Une autre possibilité future, a réfléchi le chercheur, est d'étudier le développement de médicaments capables de se lier au récepteur des œstrogènes et de stimuler l'enzyme télomérase sans provoquer les autres effets des hormones anabolisantes dans le corps.

Longévité

Bien que les résultats de l'étude indiquent qu'il est possible de revenir avec l'utilisation de médicaments à l'un des facteurs biologiques du vieillissement, on ne sait toujours pas si, chez les personnes en bonne santé, les bénéfices du traitement l'emportent sur les risques, surtout si l'utilisation d'hormones sexuelles est impliquée.

«Cela devrait être étudié dans le cadre d'un protocole de recherche. Par exemple, dans le cas du remplacement hormonal postménopausique, il existe un certain nombre d'avantages: maintien de la masse osseuse, libido, santé cardiovasculaire. D'autre part, il existe un risque accru de cancer du sein. Aujourd'hui, ce traitement n'est plus recommandé sans discernement », a commenté Calado.

Dans l'évaluation du chercheur, il est possible que certains groupes de personnes - comme les patients sous chimiothérapie et radiothérapie - puissent bénéficier à l'avenir de médicaments capables de stimuler la télomérase.
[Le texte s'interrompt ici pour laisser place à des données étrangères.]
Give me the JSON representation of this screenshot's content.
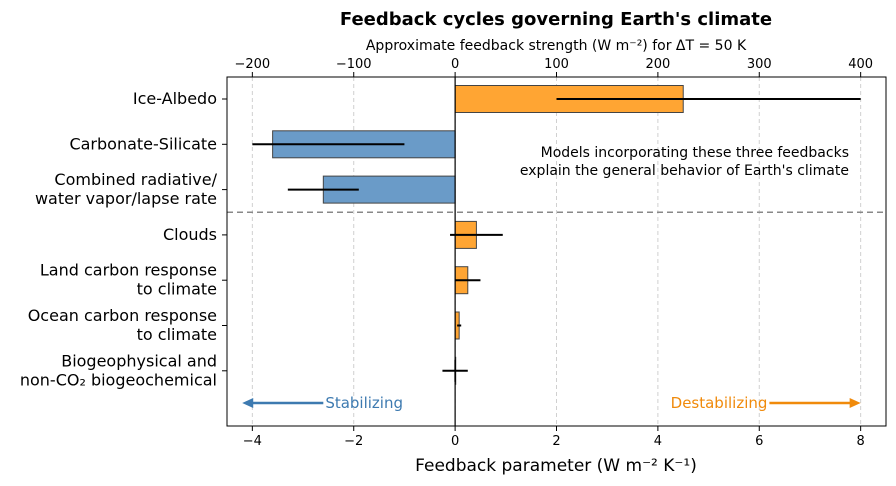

«Les traitements contre le cancer accélèrent généralement le vieillissement cellulaire et, peut-être, cela peut être inversé en stimulant la télomérase. D'autre part, un étirement excessif des télomères peut faciliter le développement du cancer, car il favorise la prolifération cellulaire. Tout cela n'a pas encore été étudié », a-t-il déclaré.

L'article Traitement Danazol pour les maladies des télomères (doi: 10.1056 / NEJMoa1515319) peut être lu ici.